During 1920, shortly after becoming the registrar for judge president Sir Etienne de Villiers in Bloemfontein, he decided to enter the legal field and obtained an LLB degree from the University of London. He also passed the exam for the Council of Legal Education, Middle Temple. Dönges completed his studies with an LLD from the London School of Economics and was accepted to both the Pretoria and Cape Town bars on his return.
Apart from his professional legal work, he also made a living from journalism. During his lifetime he worked as journalist, editor and assistant editor at various daily papers, including Die Burger and The South African Nation.

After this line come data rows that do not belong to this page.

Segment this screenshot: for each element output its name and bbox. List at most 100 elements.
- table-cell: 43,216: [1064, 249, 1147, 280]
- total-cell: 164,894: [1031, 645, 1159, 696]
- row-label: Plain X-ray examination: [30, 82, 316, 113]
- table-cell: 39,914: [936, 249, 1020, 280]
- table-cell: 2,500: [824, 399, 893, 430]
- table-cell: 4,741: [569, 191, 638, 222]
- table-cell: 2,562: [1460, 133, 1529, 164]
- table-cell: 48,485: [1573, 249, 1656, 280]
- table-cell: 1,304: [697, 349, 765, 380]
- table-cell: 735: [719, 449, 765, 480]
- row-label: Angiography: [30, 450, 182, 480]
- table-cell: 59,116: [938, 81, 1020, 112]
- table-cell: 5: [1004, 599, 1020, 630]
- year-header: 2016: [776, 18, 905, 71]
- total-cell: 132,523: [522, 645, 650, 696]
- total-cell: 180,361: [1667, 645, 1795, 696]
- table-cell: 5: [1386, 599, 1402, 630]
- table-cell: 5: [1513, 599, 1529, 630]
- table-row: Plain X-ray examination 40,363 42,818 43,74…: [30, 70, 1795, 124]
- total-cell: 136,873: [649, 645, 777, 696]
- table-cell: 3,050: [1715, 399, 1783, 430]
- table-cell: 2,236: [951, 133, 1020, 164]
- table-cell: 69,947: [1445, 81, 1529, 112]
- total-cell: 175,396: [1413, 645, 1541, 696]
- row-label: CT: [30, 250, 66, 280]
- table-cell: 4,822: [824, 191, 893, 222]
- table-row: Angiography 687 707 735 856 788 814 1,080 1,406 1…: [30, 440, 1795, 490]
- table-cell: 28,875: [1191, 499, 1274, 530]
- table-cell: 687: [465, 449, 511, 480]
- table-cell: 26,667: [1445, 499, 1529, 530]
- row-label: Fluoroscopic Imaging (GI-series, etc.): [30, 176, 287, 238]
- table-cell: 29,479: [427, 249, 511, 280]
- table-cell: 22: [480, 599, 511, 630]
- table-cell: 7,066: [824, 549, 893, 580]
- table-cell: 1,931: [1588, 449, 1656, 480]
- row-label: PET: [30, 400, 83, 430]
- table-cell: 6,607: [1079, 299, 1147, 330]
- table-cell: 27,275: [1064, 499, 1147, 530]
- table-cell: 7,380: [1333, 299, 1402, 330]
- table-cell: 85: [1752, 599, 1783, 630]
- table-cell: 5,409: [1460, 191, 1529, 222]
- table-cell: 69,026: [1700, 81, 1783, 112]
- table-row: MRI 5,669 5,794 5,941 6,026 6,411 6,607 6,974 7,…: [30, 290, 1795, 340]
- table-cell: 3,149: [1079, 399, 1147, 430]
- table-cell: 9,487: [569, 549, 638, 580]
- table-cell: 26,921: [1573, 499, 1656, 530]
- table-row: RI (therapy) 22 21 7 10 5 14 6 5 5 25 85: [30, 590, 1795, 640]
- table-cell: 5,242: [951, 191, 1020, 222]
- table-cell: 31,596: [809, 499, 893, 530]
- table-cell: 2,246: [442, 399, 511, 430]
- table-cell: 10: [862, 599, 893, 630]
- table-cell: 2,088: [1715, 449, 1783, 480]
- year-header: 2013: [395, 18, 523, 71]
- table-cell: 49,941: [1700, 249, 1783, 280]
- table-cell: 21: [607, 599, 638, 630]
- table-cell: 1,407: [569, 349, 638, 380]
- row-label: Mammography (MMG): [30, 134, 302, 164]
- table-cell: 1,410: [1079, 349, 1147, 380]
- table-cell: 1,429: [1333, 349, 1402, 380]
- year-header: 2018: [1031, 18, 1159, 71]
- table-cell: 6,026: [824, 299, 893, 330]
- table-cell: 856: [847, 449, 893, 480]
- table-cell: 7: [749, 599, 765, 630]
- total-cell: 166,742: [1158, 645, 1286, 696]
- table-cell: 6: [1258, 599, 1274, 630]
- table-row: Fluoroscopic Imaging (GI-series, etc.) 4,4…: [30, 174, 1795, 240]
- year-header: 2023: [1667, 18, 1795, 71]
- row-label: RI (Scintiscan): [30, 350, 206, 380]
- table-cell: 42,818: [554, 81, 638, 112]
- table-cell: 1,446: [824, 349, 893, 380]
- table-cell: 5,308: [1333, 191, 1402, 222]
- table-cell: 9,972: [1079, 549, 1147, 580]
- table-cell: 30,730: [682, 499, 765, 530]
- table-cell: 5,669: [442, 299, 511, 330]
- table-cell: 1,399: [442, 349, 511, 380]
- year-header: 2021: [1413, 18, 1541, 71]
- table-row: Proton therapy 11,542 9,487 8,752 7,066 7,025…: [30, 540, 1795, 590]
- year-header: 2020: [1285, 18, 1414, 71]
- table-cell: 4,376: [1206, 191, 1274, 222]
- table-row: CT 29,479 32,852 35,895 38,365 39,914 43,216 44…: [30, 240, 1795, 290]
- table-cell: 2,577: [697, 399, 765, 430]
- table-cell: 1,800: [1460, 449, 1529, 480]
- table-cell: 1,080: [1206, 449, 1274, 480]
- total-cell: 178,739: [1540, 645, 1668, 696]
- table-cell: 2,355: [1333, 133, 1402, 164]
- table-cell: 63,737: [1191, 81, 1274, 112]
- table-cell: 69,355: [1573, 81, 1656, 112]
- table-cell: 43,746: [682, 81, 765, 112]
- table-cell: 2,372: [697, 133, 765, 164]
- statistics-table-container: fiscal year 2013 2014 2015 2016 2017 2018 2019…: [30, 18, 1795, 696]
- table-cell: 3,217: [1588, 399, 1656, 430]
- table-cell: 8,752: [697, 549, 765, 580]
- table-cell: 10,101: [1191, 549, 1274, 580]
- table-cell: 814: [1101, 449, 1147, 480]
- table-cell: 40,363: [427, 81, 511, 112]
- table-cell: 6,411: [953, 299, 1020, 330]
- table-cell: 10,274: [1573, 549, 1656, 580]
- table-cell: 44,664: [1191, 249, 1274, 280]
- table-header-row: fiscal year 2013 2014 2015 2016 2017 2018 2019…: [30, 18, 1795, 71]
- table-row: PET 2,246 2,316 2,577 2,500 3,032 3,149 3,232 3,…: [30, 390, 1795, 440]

Dönges displayed a passion for the Afrikaans culture and language. For many years he would serve as chairperson of the liaison committee of Afrikaans cultural organisations, as well as vice-chair of the executive committee of the Federasie van Afrikaanse Kultuurvereniginge (FAK). In addition, he served on the SU Council from 1953 before being appointed as chancellor in 1959.
Dönges first made his entry into politics during 1941 when he was elected as a representative of the Legislative Assembly (Volksraad) for the Fauresmith constituency. Seven years later he was elected as a member of parliament for Worcester, as well as to the cabinet as minister of post and telecommunication. Later that same year he assumed a new role, this time as minister of the interior.
Following Dr DF Malan’s resignation as Cape provincial leader in November 1953, Dönges became the National Party’s new provincial leader. He would also serve as minister of finance between 1958 and 1966. Following the assassination of prime minister HF Verwoerd on 6 September 1966, he became the acting prime minister until the National Party Congress named BJ Vorster as the official replacement.
Dönges was nominated as state president of South Africa on 1 June 1967, but after suffering a stroke, he fell into a coma before he could take office. He would never regain consciousness and passed away on 10 January 1968.